La diversità linguistica globale potrebbe avere seguito una traiettoria di crescita e contrazione, anziché diminuire senza interruzioni dalla preistoria a oggi.
È il risultato di uno studio pubblicato su Science il 23 luglio 2026, che colloca il massimo fra circa 3.000 e 1.000 anni fa e stima che in quella fase potessero esistere fra 20.000 e 75.000 lingue.
La forbice è ampia perché non deriva da un censimento storico. Damián E. Blasi, Marcus J. Hamilton, Russell D. Gray e Claire L. Bowern hanno combinato modelli statistici e social-computazionali, dati etnografici e stime paleodemografiche per simulare migliaia di possibili traiettorie nell'arco dell'Olocene.

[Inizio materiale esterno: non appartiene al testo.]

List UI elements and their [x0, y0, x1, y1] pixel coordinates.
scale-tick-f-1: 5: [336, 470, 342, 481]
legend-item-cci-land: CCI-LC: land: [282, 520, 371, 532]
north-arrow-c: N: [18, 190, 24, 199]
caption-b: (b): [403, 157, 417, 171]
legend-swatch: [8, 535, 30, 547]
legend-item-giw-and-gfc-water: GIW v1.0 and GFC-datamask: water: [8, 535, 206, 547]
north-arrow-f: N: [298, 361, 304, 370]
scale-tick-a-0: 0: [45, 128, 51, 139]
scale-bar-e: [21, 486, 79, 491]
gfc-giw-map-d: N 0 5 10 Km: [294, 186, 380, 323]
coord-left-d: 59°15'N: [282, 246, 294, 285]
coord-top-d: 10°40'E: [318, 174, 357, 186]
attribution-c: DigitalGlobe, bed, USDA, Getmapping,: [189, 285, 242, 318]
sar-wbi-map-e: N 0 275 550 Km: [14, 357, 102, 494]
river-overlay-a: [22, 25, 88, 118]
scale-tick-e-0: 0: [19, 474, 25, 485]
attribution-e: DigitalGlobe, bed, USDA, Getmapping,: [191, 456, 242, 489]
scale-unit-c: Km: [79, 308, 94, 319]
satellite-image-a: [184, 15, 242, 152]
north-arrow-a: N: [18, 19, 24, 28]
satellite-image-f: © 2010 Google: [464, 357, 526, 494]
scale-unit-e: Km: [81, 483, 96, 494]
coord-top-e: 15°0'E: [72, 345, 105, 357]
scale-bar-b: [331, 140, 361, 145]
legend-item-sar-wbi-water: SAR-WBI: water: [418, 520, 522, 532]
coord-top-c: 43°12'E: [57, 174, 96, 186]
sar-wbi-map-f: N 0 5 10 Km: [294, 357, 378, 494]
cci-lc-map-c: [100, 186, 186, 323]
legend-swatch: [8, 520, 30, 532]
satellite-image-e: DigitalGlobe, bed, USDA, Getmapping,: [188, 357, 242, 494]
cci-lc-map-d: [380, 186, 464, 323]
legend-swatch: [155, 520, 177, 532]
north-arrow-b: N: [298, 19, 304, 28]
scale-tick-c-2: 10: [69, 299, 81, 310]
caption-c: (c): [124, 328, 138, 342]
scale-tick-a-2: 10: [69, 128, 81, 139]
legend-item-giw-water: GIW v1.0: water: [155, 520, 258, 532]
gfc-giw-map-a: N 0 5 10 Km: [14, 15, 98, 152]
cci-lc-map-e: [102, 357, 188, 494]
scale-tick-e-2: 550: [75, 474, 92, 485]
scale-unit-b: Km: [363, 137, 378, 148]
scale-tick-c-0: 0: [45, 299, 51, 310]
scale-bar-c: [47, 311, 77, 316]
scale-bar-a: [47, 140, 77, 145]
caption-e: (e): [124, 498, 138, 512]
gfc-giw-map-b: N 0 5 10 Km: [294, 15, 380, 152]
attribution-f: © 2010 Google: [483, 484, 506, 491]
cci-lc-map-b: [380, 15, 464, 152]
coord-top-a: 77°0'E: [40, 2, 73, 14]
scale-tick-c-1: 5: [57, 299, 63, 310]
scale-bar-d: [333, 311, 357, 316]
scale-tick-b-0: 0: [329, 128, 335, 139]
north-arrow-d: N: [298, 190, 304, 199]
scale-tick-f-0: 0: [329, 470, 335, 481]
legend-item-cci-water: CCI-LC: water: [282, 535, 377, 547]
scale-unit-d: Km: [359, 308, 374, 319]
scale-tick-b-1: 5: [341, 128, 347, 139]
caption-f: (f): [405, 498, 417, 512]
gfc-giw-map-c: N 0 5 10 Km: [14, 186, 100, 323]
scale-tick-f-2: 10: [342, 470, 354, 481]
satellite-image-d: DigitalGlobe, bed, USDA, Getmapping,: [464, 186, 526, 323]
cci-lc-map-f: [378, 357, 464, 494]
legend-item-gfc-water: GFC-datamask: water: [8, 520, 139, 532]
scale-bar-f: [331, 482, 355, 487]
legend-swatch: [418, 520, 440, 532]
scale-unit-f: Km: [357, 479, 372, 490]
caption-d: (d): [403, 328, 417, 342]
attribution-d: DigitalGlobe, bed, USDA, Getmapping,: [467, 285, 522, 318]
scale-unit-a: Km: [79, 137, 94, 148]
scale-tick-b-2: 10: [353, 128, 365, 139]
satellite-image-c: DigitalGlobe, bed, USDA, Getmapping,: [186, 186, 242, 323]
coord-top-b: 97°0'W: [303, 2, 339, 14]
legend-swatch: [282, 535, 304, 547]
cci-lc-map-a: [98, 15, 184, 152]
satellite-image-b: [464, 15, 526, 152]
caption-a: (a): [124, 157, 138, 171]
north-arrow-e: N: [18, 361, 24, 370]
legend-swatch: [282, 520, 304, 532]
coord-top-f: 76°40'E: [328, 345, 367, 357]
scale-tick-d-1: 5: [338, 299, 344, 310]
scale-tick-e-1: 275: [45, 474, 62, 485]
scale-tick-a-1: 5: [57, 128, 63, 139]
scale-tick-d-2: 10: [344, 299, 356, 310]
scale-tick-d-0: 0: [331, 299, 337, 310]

Rispetto alle alternative esaminate dagli autori, le simulazioni producono con regolarità un picco globale nella stessa finestra temporale; il numero assoluto delle lingue, invece, cambia molto in base ai parametri adottati.
Uno dei passaggi più delicati riguarda il punto di partenza. Lo scenario indicato nell'abstract stima circa 4.500-6.000 lingue all'inizio dell'Olocene, 12.000 anni fa, contro le circa 7.500 lingue parlate o segnate oggi. Anche questo valore dipende dalla popolazione mondiale ricostruita per il periodo e dal numero medio di persone attribuito a ciascuna comunità etnolinguistica. Altre sintesi dello studio riportano intervalli iniziali differenti, a conferma dell'incertezza legata agli scenari considerati.
Secondo la ricostruzione, l'aumento della popolazione associato alla diffusione dell'agricoltura avrebbe accompagnato per millenni la crescita della diversità linguistica. Sedentarizzazione e isolamento delle comunità sono meccanismi proposti, non effetti causali dimostrati dal modello globale.
La successiva contrazione sarebbe cominciata prima del colonialismo europeo moderno. Gli autori la collegano all'espansione di grandi entità politiche, popolazioni e lingue dominanti, senza però identificare il contributo di singoli stati o imperi. Il modello suggerisce quindi che la perdita di diversità linguistica abbia radici più antiche dell'età coloniale, ma non ricostruisce quali lingue siano scomparse né quando sia avvenuta ciascuna estinzione.
Resta inoltre irrisolto un problema di classificazione. Interpellata da Scientific American, la linguista Johanna Nichols ha osservato che alcune varietà confinanti conteggiate separatamente potrebbero essere appartenute a continui dialettali reciprocamente comprensibili. Lyle Campbell, anche lui estraneo allo studio, ha definito la ricostruzione «altamente speculativa».
Il risultato più solido, entro i limiti del modello, non è dunque una cifra precisa. È la forma della traiettoria proposta: una lunga proliferazione, un massimo collocato in una finestra di due millenni e poi una forte contrazione fino alla diversità documentata oggi.
Fonti
Science, “The rise and fall of language diversity through the Holocene”, 23 luglio 2026, DOI 10.1126/science.adx4343.
Max-Planck-Gesellschaft, comunicato sullo studio, 23 luglio 2026.
Scientific American, copertura dello studio e interviste a linguisti non coinvolti, 23 luglio 2026.